Hills literally pop out of the ground wherever you place your finger, creating a vertical slope for the Deviant to roll across. It's a neat effect to be sure, but it's also not a very accurate form of control. It gets somewhat easier with practice, but it never quite feels second nature and lacks the inherent feeling of skill apparent in similar games like Super Monkey Ball.
Part of that feeling can be attributed to the rear touch pad itself. Since you can't see your fingers, it can be very difficult to judge where they are on the "screen." The deformed terrain in the game mentioned above gives you a nice point of reference, but other games are more difficult. For example, a Whac-a-Mole variant has you tapping robots as they appear from doors that open and close. Based on which way a robot is facing, you have to tap it either on the touch screen or the touch pad. Since there's no way to know exactly where your fingers are, it's easy to miss taps on the rear touch pad as the difficulty increases. I should also mention that it's quite a feat to reach the full area of the screen and touch pad, and I have pretty long fingers. I can't imagine how a child -- presumably part of Little Deviants' demographic -- would manage some of these challenges.

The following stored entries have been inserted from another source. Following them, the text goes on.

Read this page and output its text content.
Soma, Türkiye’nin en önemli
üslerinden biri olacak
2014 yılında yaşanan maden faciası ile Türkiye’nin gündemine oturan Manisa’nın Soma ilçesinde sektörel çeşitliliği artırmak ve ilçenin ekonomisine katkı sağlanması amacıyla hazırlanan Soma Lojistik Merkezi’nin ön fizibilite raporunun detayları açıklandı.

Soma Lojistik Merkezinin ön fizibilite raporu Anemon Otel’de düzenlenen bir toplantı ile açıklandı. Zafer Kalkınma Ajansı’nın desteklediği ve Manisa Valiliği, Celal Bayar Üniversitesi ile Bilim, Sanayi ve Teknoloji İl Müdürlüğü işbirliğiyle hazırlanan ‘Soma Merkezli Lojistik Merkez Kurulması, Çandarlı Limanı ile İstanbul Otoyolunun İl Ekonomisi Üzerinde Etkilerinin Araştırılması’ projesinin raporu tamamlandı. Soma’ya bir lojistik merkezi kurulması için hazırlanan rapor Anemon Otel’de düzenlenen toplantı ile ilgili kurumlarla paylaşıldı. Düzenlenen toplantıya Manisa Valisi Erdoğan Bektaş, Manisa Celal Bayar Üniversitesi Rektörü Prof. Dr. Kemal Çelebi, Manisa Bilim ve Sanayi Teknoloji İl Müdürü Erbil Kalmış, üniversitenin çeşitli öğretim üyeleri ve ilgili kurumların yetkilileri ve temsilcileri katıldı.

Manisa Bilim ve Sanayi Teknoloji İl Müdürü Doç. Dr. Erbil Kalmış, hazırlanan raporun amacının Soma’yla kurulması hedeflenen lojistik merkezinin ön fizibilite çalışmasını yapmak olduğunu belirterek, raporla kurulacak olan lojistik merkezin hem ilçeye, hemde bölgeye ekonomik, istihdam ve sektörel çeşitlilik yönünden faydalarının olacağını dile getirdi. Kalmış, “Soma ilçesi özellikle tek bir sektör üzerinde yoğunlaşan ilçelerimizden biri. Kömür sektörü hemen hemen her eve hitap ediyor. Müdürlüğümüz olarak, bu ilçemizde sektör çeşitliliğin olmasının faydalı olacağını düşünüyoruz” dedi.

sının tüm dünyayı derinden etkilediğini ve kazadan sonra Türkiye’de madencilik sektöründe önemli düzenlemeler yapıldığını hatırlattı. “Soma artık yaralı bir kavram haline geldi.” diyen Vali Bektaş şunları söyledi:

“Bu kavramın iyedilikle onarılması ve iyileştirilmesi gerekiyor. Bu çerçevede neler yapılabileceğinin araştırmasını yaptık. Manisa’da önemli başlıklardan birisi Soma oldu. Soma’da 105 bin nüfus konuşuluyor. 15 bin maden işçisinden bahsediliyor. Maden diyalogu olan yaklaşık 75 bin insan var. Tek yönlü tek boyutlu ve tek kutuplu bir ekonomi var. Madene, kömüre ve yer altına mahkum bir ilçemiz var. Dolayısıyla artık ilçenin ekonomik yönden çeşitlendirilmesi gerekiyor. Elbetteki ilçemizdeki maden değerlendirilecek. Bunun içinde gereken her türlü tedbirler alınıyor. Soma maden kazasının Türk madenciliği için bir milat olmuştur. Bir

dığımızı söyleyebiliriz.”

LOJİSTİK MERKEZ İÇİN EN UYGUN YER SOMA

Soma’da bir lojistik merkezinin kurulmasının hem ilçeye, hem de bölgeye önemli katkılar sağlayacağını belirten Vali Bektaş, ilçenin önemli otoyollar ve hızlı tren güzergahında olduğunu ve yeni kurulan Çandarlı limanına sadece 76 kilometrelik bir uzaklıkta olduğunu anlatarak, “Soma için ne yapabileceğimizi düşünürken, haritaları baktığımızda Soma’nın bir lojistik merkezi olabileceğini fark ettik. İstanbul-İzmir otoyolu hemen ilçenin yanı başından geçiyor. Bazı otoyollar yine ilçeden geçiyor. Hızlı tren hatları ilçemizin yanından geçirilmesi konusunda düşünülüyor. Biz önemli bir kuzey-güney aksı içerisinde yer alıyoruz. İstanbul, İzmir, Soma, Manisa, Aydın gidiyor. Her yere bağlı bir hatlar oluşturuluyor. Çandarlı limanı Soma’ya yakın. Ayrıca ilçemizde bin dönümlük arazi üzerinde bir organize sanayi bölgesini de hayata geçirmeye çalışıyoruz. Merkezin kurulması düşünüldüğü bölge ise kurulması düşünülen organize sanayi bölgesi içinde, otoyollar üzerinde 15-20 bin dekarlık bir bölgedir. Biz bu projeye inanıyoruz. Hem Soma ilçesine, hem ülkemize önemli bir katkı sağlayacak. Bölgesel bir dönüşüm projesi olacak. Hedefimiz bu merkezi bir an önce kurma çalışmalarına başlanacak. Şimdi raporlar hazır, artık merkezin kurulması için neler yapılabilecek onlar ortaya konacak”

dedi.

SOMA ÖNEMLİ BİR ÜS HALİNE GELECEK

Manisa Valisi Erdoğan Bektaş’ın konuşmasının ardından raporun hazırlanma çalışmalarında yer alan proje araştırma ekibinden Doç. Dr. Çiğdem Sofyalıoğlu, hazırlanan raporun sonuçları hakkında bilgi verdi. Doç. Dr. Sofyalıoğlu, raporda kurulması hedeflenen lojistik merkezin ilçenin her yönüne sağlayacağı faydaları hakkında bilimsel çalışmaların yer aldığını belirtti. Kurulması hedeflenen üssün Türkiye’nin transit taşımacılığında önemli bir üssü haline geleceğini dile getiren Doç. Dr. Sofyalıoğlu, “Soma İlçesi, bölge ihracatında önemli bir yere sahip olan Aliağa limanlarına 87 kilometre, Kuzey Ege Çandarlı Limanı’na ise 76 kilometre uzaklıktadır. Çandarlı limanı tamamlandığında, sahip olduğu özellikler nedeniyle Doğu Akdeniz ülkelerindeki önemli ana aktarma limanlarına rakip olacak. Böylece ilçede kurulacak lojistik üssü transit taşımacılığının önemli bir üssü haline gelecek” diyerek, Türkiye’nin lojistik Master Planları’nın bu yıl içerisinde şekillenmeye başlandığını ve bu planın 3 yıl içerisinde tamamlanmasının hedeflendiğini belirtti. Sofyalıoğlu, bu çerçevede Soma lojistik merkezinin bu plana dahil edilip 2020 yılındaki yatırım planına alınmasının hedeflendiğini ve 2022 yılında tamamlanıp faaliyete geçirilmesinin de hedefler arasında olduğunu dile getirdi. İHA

There are a few interesting activities. I rather enjoyed one of the augmented reality games, which had me blasting robots as they invaded my home office (protip: office chairs make great stationary turrets). There's also a game that takes a page from Marble Madness, tasking players with using the tilt sensor to roll along a tricky landscape, collecting goodies and finding the exit. Many of the games, however, manage to overstay their welcome within sixty seconds, and the few mildly entertaining distractions aren't enough to outweigh the stinkers. Don't even get me started on the singing game.
Most of the unlockable content is standard fare (gallery items, etc.), though some is downright weird. Remember the "moggers" I mentioned? Dedicated players can find these square-headed cats in each of the thirty mini-games. Players can then visit an in-game house filled with portraits of each unlocked mogger. Tap the portrait and the mogger leaps from the frame and into the house. So ... you get a virtual house filled with square-headed cats. You can't do anything with them. They just sit there. Maybe finding them all unlocks something incredible, but I'm not playing another round of Whack-a-Bot or tilt-controlled racing to find out.
In trying to create something that endears the Vita to its audience, Little Deviants almost does the opposite, providing a gimmicky, throwaway experience -- one that might make First Edition Bundle owners question their $350 purchase. For other Vita owners, your $30 would be better spent on something else.
This review is based on a retail copy of Little Deviants, provided by Sony.